Courtesy of a colleague’s recommendation, I was introduced to the Nigerian author Chimamanda Ngozi Adichie by way of her TED Talk ‘The Dangers of a Single Story’, in which she talks about growing up reading mostly British and American fiction, and it wasn’t until she discovered Nigerian authors the likes of Chinua Achebe and Wole Soyinka that she began to see herself as not just a reader of Anglospheric tales and cultures, but also a writer endowed with her own history, voice, and stories to tell, as someone deserving of a place in the global literary community.

The talk is riveting for its autobiographical veracity, but I think Adichie’s journey of empowerment finds its strongest expression in her fiction, more specifically, in her 2013 novel Americanah about love, diaspora, leaving and finding ‘home’ – all examined as forms of a three-way cultural dialogue between Nigeria, America and England. It’s a great read, poignant and genuine in turns without ever resorting to kitschy sentimentalism.

As per my questionable habit of dog-earing book pages, I think I’ve dog-eared about a third of Americanah, and yet one of the scenes I remember most vividly isn’t actually about the main protagonist Ifemelu, but the sister of her Yale professor boyfriend Blaine, Shan:

Shan was talking about a panel she had done the week before, at a writers’ festival. “So they ask me who my favourite writers are. Of course I know they expected mostly black writers and no way am I going to tell them that Robert Hayden is the love of my life, which he is. So I didn’t mention anybody black or remotely of colour or politically inclined or alive. And so I name, with insouciant aplomb, Turgenev and Trollope and Goethe, but so as not to be too indebted to dead white males because that would be a little too unoriginal, I added Selma Lagerlof. And suddenly they don’t know what to ask me, because I’d thrown the script out the window.”

“That’s so funny,” Blaine said.

(p.395, Fourth Estate edition)

Is it “funny” or tragic that in 21st century America, Shan’s non-African-American colleagues should find her interest in 18th and 19th century ‘dead white Europeans’ surprising?

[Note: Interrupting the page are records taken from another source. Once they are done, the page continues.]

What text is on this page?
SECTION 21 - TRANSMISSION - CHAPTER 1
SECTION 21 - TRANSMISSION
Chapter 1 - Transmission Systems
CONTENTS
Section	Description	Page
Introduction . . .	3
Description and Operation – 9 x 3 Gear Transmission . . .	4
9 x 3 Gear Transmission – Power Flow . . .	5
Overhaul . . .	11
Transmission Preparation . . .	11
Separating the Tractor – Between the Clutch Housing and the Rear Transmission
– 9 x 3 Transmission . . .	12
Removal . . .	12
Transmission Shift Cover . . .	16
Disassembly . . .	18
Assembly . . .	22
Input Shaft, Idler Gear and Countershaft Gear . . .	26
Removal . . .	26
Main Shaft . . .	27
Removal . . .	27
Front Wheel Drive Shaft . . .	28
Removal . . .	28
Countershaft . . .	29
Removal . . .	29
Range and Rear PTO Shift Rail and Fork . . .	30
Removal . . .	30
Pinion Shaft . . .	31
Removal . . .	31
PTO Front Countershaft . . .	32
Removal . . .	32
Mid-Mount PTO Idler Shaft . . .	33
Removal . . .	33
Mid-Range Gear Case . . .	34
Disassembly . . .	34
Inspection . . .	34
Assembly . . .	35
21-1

What is funny to me though, is that had I been Shan I would probably have given “Turgenev and Trollope and Goethe” as a genuine response, as opposed to her polemicized ‘white lie’ at the expense of writers who share her racial lineage (i.e. Robert Hayden), if only because I grew up mostly reading and identifying with authors foreign to my native culture.

americana_h

Coincidence? Same America, Different Americana(h)s: DeLillo’s novel is a lot more ‘poster’ American in terms of content

 

Questions

old books

First loves (from left to right): Lolita, Madame Bovary, Love in the Time of Cholera

From what I can recall, my earliest interest in literature germinated from a bizarre interest in illicit love (think adultery, perversion, star-crossed romance et al). One of the first classic novels I set my hands on was a Dover Thrift edition of Gustave Flaubert’s Madame Bovary, then followed by Gabriel Garcia Marquez’s Love in the Time of Cholera and later – much to my parents’ bemusement, Vladimir Nabokov’s Lolita.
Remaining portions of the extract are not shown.